Malik Sajad: “The historians were certainly cruel for not adding a few pages of happy ending to Kashmir’s story”

One of the most ubiquitous forms of protest art is the political cartoon. Cartoons have been a part of my life for many years, and I was even invited to give a presentation on their importance at the 2018 National High School Journalism Convention in Chicago. One of the unique aspects I highlighted was the universality of cartoons, which convey messages through both drawings and words. Cartoons are able to overcome language and education barriers, allowing them to be understood by a large range of viewers.

Malik Sajad is a Kashmiri writer, cartoonist, and graphic novelist. Sajad’s career began at age 14 when he drew cartoons to accompany stories in a local newspaper. He attended Goldsmiths, University of London to study storytelling and visual art before returning to Kashmir to continue his career.

Sajad’s first graphic novel, Munnu, A Boy From Kashmir, is Sajad’s semi-autobiographical story of growing up in Kashmir. Contrasting the universal teenage tensions of family, friends, and school, are increasingly violent glimpses into the complicated world of political occupation, terrorism, and religious persecution.

I had the opportunity to read Munnu over the past week at the NCSML. Hanguls (red stag deer), an endangered species and the national animal of Kashmir, depict the Kashmiris, another ‘endangered species.’ Munnu becomes a cartoonist for a local paper at a young age and takes an interest in the news so he can draw appropriately scathing editorial cartoons. In the process, he gains a passion for his country and becomes a strong advocate for the independence of Kashmir.

Munnu was first published in England in 2015, but it took much longer to be approved for publishing in India due to its critical political content.

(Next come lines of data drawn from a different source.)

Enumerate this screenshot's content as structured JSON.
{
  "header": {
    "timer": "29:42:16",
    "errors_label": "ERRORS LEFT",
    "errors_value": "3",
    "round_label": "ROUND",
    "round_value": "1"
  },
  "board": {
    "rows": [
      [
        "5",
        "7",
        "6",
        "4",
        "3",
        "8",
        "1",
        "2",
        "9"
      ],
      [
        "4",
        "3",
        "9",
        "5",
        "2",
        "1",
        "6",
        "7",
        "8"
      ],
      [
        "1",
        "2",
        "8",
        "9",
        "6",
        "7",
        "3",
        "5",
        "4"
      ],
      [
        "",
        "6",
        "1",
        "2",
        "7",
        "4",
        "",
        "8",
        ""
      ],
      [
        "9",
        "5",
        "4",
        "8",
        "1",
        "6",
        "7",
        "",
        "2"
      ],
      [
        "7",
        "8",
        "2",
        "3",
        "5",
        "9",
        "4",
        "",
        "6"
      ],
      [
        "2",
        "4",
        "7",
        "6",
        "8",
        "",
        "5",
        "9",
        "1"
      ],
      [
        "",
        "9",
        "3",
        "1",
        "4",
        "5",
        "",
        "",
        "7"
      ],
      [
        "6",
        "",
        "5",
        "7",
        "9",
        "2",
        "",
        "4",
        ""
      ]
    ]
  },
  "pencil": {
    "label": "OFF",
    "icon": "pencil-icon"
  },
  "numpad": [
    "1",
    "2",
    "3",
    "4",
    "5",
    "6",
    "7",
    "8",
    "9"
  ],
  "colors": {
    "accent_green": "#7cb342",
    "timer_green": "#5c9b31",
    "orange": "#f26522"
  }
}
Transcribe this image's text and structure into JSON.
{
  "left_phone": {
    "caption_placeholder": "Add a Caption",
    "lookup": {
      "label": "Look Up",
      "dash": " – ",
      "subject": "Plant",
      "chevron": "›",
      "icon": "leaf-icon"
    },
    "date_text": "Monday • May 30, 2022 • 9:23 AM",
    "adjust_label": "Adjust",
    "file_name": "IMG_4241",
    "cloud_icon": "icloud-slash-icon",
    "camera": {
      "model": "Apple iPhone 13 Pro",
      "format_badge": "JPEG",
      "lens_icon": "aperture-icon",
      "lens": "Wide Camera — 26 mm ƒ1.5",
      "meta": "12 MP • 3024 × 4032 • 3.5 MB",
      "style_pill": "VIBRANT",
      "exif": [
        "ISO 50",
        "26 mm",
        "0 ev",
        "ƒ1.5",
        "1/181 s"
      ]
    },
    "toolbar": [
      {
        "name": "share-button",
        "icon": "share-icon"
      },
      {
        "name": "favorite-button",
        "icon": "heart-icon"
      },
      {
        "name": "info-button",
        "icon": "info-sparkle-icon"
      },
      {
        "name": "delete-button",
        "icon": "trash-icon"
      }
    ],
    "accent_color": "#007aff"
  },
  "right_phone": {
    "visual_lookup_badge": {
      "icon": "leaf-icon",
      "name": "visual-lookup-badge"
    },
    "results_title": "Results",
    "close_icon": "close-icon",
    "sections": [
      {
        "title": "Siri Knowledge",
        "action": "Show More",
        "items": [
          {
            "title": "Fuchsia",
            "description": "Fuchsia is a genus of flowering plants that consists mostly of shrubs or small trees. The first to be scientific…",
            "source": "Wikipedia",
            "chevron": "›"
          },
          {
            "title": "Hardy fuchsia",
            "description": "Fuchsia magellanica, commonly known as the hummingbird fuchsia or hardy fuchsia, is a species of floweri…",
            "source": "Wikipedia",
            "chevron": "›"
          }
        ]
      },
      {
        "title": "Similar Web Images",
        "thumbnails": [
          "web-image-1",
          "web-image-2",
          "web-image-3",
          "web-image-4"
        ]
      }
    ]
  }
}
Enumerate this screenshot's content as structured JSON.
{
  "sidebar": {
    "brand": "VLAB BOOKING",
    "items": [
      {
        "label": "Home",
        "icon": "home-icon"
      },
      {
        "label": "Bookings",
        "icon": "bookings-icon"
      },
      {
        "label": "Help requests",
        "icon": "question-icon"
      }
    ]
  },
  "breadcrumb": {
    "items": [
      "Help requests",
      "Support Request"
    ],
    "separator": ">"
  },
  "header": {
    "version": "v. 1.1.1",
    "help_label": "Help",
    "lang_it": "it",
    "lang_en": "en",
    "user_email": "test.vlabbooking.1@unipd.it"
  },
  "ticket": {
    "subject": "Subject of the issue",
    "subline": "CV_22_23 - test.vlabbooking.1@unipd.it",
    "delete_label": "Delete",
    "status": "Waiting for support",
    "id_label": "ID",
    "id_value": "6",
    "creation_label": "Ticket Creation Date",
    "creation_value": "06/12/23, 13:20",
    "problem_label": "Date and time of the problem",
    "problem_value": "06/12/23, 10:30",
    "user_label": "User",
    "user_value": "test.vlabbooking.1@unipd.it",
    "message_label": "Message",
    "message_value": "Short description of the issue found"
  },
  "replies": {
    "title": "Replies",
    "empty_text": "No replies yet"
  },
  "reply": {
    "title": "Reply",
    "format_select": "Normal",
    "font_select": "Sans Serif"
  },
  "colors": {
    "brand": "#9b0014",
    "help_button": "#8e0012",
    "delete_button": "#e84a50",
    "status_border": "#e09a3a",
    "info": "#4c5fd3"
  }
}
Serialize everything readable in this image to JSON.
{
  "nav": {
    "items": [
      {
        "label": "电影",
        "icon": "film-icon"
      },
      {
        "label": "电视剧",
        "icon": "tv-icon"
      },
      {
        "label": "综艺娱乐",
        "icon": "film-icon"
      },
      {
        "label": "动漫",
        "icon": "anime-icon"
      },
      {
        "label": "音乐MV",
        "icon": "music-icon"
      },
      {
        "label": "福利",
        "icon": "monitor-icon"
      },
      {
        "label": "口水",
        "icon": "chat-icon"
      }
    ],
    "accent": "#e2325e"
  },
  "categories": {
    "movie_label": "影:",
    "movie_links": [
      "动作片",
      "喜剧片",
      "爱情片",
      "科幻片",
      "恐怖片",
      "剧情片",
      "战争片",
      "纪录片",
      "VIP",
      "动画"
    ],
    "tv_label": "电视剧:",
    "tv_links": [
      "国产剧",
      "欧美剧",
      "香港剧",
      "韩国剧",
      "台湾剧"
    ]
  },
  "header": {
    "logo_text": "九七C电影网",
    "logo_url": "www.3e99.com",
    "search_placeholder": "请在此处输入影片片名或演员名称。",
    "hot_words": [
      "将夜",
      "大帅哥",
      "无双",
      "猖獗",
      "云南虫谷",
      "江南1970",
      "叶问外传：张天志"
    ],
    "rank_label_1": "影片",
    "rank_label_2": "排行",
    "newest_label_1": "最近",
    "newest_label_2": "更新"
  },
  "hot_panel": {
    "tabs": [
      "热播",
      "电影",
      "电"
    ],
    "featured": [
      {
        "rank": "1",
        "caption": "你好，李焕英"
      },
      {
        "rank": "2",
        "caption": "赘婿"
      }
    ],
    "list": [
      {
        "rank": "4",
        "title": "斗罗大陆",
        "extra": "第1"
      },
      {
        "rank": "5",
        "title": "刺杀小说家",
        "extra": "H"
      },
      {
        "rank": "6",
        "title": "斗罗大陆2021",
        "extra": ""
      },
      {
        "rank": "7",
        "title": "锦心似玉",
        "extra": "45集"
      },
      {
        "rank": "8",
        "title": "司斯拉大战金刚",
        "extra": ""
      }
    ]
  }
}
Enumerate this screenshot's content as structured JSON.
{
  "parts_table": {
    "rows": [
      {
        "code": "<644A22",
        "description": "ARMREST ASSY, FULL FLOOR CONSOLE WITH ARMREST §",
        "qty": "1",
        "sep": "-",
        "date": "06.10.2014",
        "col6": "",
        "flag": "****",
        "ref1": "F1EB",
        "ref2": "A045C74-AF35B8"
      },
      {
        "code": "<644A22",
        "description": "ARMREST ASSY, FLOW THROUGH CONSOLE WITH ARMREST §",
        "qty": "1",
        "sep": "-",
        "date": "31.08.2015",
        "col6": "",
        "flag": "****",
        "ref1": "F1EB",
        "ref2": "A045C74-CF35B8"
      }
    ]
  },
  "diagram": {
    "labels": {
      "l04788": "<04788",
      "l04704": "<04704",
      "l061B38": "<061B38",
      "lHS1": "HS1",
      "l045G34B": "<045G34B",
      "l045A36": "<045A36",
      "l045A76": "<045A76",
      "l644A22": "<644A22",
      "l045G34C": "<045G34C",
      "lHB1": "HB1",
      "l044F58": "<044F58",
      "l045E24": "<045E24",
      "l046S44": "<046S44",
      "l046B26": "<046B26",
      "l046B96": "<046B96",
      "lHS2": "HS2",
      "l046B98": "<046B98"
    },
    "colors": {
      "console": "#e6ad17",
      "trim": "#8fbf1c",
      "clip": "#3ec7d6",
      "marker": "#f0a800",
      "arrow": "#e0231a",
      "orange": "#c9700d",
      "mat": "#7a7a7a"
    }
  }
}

Displayed at the NCSML are 29 panels from Sajad’s “Op-Art” articles An 18-Month Old Victim in a Very Old Fight and A Wedding Under Curfew. Both pieces depict life under the military rule of Indian forces in Kashmir. Sajad’s cartoon panels show how life in Kashmir has been disrupted by raids, arrests, and curfews. The Indian military cut internet access in Kashmir in mid-2019 and communication has been difficult since. When sending the original artwork proved impossible, Sajad emailed scans to the US to be printed and displayed.

Selections from An 18-Month Old Victim in a Very Old Fight and A Wedding Under Curfew at the NCSML

In a recent “art”icle for the New York Times titled “Life in Indian Controlled Kashmir: The Longest Lockdown,” Sajad commented on the way increased travel restrictions and stay-at-home orders have proven especially debilitating for those living in Kashmir, which has been in varying degrees of lockdown for the past 30 years. As much as we Americans complain about being in ‘lockdown’ for the past three months, three decades of brutally enforced military lockdown are simply unimaginable.